Ema estendeu o braço para bloqueá-lo e disse friamente:
— Vamos entrar para comer.
Alípio a soltou, satisfeito.
Colocou uma mão no bolso e fez um gesto de convite com a outra.
Cavalheiro e distante.
Ema caminhou para dentro sem pressa.
Assim que entrou no saguão, viu Helena esperando ao longe.
Ela parou os passos involuntariamente.
Olhou para trás, para Alípio.
Nesse exato momento, Helena caminhou até eles com passos elegantes.
Ela passou direto por Ema e estendeu a mão para segurar o braço de Alípio.
Alípio franziu a testa e retirou o braço suavemente:
— Helena, eu não disse para você voltar?
— Alípio, eu ainda quero almoçar com você. Você sabe, só tenho alguns dias livres no país. Amanhã já tenho que me apresentar na agência para gravar comerciais.
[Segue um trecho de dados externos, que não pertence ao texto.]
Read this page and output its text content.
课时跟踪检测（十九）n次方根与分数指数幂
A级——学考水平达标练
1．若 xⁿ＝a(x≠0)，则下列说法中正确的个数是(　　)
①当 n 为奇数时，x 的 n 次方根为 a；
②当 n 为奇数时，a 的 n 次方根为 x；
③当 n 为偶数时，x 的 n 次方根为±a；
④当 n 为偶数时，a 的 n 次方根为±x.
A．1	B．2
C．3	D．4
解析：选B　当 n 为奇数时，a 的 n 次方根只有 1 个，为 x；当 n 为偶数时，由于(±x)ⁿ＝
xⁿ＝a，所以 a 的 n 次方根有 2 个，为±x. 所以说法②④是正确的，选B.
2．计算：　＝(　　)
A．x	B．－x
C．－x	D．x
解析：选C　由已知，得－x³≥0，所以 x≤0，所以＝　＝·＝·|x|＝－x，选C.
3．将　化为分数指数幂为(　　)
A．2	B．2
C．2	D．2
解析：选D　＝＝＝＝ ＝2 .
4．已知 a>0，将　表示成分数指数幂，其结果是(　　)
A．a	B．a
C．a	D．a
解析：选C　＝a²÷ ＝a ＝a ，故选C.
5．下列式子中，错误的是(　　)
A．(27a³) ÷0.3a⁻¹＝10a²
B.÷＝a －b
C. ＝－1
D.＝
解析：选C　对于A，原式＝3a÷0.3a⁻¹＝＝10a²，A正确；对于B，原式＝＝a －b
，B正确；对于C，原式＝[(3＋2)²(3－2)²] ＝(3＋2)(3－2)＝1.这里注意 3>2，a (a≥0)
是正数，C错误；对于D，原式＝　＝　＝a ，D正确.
Helena não ficou constrangida com o distanciamento de Alípio.
Pelo contrário, fez manha com uma voz doce e pegajosa.
Ema sentiu arrepios pelo corpo todo.
Observou a cena com frieza.
O olhar de Alípio passou por ela rapidamente e voltou para Helena:
— Obedeça. Volte primeiro. Tenho assuntos para tratar com Ema.
— Ah, não, não. Eu quero almoçar com você.
Enquanto falava, Helena segurou o pulso de Alípio com as duas mãos, balançando-o.
Ema fechou os olhos e respirou fundo várias vezes.
Ela não podia correr lá e atacar Helena agora.
Senão, Alípio pensaria que ela ainda se importava muito com ele.
Com isso em mente, Ema abriu um sorriso maternal e falou com voz suave:
— Srta. Helena, certo? Tenho um assunto em que preciso da sua ajuda. Será que você estaria disposta?
Ao ouvir isso, a expressão de Helena ficou um pouco mais séria, já que Alípio estava presente.